Volume for these hybrid instruments grew by over 500% in the first quarter, demonstrating an expansion of interest beyond pure crypto assets. While platforms like BitMEX and MEXC are positioning themselves aggressively in this segment, Binance has managed to quickly capture a substantial share.
This move not only diversifies the exchange’s revenue but also positions it as a bridge between the crypto and traditional financial markets.
The Competitive Shift
Despite Binance’s dominance, the competitive environment is beginning to shift. The new hierarchy among derivatives exchanges includes Gate.io and Bitget, which are establishing themselves as significant players behind the leading trio.
In parallel, decentralized platforms are starting to gain momentum. Protocols like Hyperliquid are showing signs of a breakthrough, which could challenge the dominance of centralized exchanges in the longer term.
Recent market movements reveal how strongly derivatives influence prices. in early April, high volume was supported by a “leveraged washout”—mass liquidations of high-leverage positions during a period of geopolitical uncertainty.
Subsequently, as tensions in the Middle East eased, the market recovered, and Bitcoin returned to levels around $74,000, supported by new long positions.
This dynamics emphasizes the role of derivatives not just as a trading tool, but as a mechanism that drives market movements.
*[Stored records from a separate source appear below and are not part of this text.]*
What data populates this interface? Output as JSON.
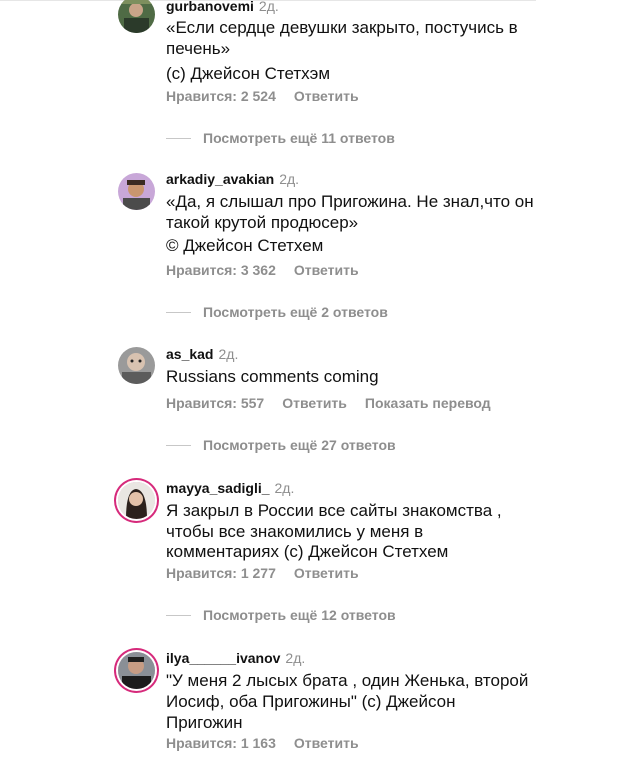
{
  "comments": [
    {
      "username": "gurbanovemi",
      "time": "2д.",
      "lines": [
        "«Если сердце девушки закрыто, постучись в",
        "печень»",
        "(с) Джейсон Стетхэм"
      ],
      "likes": "Нравится: 2 524",
      "reply": "Ответить",
      "more_replies": "Посмотреть ещё 11 ответов"
    },
    {
      "username": "arkadiy_avakian",
      "time": "2д.",
      "lines": [
        "«Да, я слышал про Пригожина. Не знал,что он",
        "такой крутой продюсер»",
        "© Джейсон Стетхем"
      ],
      "likes": "Нравится: 3 362",
      "reply": "Ответить",
      "more_replies": "Посмотреть ещё 2 ответов"
    },
    {
      "username": "as_kad",
      "time": "2д.",
      "lines": [
        "Russians comments coming"
      ],
      "likes": "Нравится: 557",
      "reply": "Ответить",
      "translate": "Показать перевод",
      "more_replies": "Посмотреть ещё 27 ответов"
    },
    {
      "username": "mayya_sadigli_",
      "time": "2д.",
      "lines": [
        "Я закрыл в России все сайты знакомства ,",
        "чтобы все знакомились у меня в",
        "комментариях (с) Джейсон Стетхем"
      ],
      "likes": "Нравится: 1 277",
      "reply": "Ответить",
      "more_replies": "Посмотреть ещё 12 ответов"
    },
    {
      "username": "ilya______ivanov",
      "time": "2д.",
      "lines": [
        "\"У меня 2 лысых брата , один Женька, второй",
        "Иосиф, оба Пригожины\" (с) Джейсон",
        "Пригожин"
      ],
      "likes": "Нравится: 1 163",
      "reply": "Ответить"
    }
  ]
}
Outlook: The ‘Central Bank’ of Crypto Liquidity
With over 75% of centralized exchange activity concentrated in derivatives, Binance’s role extends beyond traditional exchange functions. The platform is increasingly viewed as a key mechanism for price discovery and liquidity in the global crypto market.
In the short term, its lead appears stable, but new challenges are emerging on the horizon—from regulatory pressure to the rise of decentralized alternatives.
For now, however, the conclusion is clear: Binance is not just leading the market; it is shaping its structure.